GCN Home > February 18, 2002 issue
Follow the Money
By Dipka bhambhani, GCN Staff
Agencies upgrade to financial management systems for the Web

Five years after the Federal Financial Management Improvement Act, most agencies still run separate, or stovepiped, financial systems. But the General Services Administration, Office of Personnel Management and State Department are no longer among them.

State and OPM are installing the Momentum federal financial management system from American Management Systems Inc. of Fairfax, Va. GSA has finished its installation of that system.

Stovepiped systems do not meet the financial management standards set by three oversight bodies: the General Accounting Office, Office of Management and Budget, and Treasury Department.

OPM wanted to comply with all three sets of requirements, not just one or two, said Maurice Duckett, senior adviser to the chief financial officer. Duckett said he looked for an off-the-shelf product that he wouldnt have to customize.

Alan Evans, managing director of States Bureau of Financial Management Services, had a slightly different requirement. He wanted something that could work with existing systems at U.S. embassies and agencies abroad.

Backward compatibility

The primary focus is to replace some ancient and obsolete systems, Evans said.

But Thomas Cowley, director for personnel systems at the General Services Administration, said too much customization can be costly and inefficient.

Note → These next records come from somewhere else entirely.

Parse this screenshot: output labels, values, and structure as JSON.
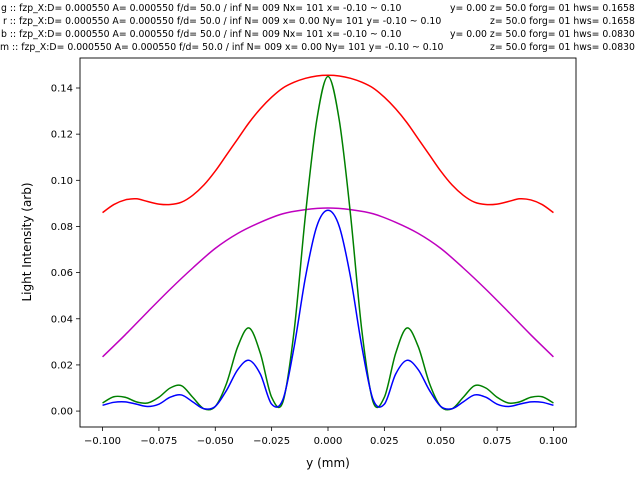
{
  "header_lines": [
    {
      "left": "g :: fzp_X:D= 0.000550 A= 0.000550 f/d= 50.0 / inf N= 009 Nx= 101 x= -0.10 ~ 0.10",
      "right": "y= 0.00 z= 50.0 forg= 01 hws= 0.1658"
    },
    {
      "left": "r :: fzp_X:D= 0.000550 A= 0.000550 f/d= 50.0 / inf N= 009 x= 0.00 Ny= 101 y= -0.10 ~ 0.10",
      "right": "z= 50.0 forg= 01 hws= 0.1658"
    },
    {
      "left": "b :: fzp_X:D= 0.000550 A= 0.000550 f/d= 50.0 / inf N= 009 Nx= 101 x= -0.10 ~ 0.10",
      "right": "y= 0.00 z= 50.0 forg= 01 hws= 0.0830"
    },
    {
      "left": "m :: fzp_X:D= 0.000550 A= 0.000550 f/d= 50.0 / inf N= 009 x= 0.00 Ny= 101 y= -0.10 ~ 0.10",
      "right": "z= 50.0 forg= 01 hws= 0.0830"
    }
  ],
  "chart_data": {
    "type": "line",
    "xlabel": "y (mm)",
    "ylabel": "Light Intensity (arb)",
    "xlim": [
      -0.11,
      0.11
    ],
    "ylim": [
      -0.0069,
      0.153
    ],
    "xticks": [
      -0.1,
      -0.075,
      -0.05,
      -0.025,
      0.0,
      0.025,
      0.05,
      0.075,
      0.1
    ],
    "xtick_labels": [
      "−0.100",
      "−0.075",
      "−0.050",
      "−0.025",
      "0.000",
      "0.025",
      "0.050",
      "0.075",
      "0.100"
    ],
    "yticks": [
      0,
      0.02,
      0.04,
      0.06,
      0.08,
      0.1,
      0.12,
      0.14
    ],
    "ytick_labels": [
      "0.00",
      "0.02",
      "0.04",
      "0.06",
      "0.08",
      "0.10",
      "0.12",
      "0.14"
    ],
    "grid": false,
    "series": [
      {
        "name": "r",
        "color": "#ff0000",
        "x_step": 0.005,
        "values": [
          0.086,
          0.0895,
          0.0915,
          0.092,
          0.0908,
          0.0897,
          0.0895,
          0.0905,
          0.0935,
          0.098,
          0.104,
          0.111,
          0.118,
          0.125,
          0.131,
          0.136,
          0.14,
          0.1425,
          0.1442,
          0.1452,
          0.1455,
          0.1452,
          0.1442,
          0.1425,
          0.14,
          0.136,
          0.131,
          0.125,
          0.118,
          0.111,
          0.104,
          0.098,
          0.0935,
          0.0905,
          0.0895,
          0.0897,
          0.0908,
          0.092,
          0.0915,
          0.0895,
          0.086
        ]
      },
      {
        "name": "m",
        "color": "#bf00bf",
        "x_step": 0.01,
        "values": [
          0.0235,
          0.033,
          0.043,
          0.0528,
          0.062,
          0.0705,
          0.077,
          0.0818,
          0.0855,
          0.0873,
          0.088,
          0.0873,
          0.0855,
          0.0818,
          0.077,
          0.0705,
          0.062,
          0.0528,
          0.043,
          0.033,
          0.0235
        ]
      },
      {
        "name": "g",
        "color": "#008000",
        "x_step": 0.005,
        "values": [
          0.0035,
          0.0062,
          0.006,
          0.004,
          0.0035,
          0.006,
          0.01,
          0.011,
          0.006,
          0.001,
          0.002,
          0.012,
          0.028,
          0.036,
          0.025,
          0.006,
          0.004,
          0.035,
          0.085,
          0.126,
          0.145,
          0.126,
          0.085,
          0.035,
          0.004,
          0.006,
          0.025,
          0.036,
          0.028,
          0.012,
          0.002,
          0.001,
          0.006,
          0.011,
          0.01,
          0.006,
          0.0035,
          0.004,
          0.006,
          0.0062,
          0.0035
        ]
      },
      {
        "name": "b",
        "color": "#0000ff",
        "x_step": 0.005,
        "values": [
          0.0025,
          0.0038,
          0.004,
          0.003,
          0.002,
          0.003,
          0.006,
          0.007,
          0.004,
          0.001,
          0.002,
          0.009,
          0.018,
          0.022,
          0.016,
          0.003,
          0.005,
          0.028,
          0.058,
          0.08,
          0.087,
          0.08,
          0.058,
          0.028,
          0.005,
          0.003,
          0.016,
          0.022,
          0.018,
          0.009,
          0.002,
          0.001,
          0.004,
          0.007,
          0.006,
          0.003,
          0.002,
          0.003,
          0.004,
          0.0038,
          0.0025
        ]
      }
    ]
  }
}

Agencies might as well develop the software themselves if theyre going to put much of their own staff time into it, he said, adding that at least some customization is essential.

Its a balancing act, he said. We have to report to OPM. GSA just finished replacing its nearly 30-year-old legacy financial management system with Momentum. The idea was to have a full-fledged relational database, Cowley said.

OPM implemented Phase 1 of its Government Financial Information System in October without customization. The agency extracted data from its Financial Accounting and Management Information System (FAMIS), developed by KPMG Consulting LLC of McLean, Va., and loaded the data into the new Momentum system for the Web.

The most difficult thing about the transfer was code conversion, Duckett said. We had to translate the codes that made FAMIS run into Momentum codes so we could load the data, he said.

KPMG did not want AMS to work on its proprietary coding, so OPM managers had to do the conversion themselves.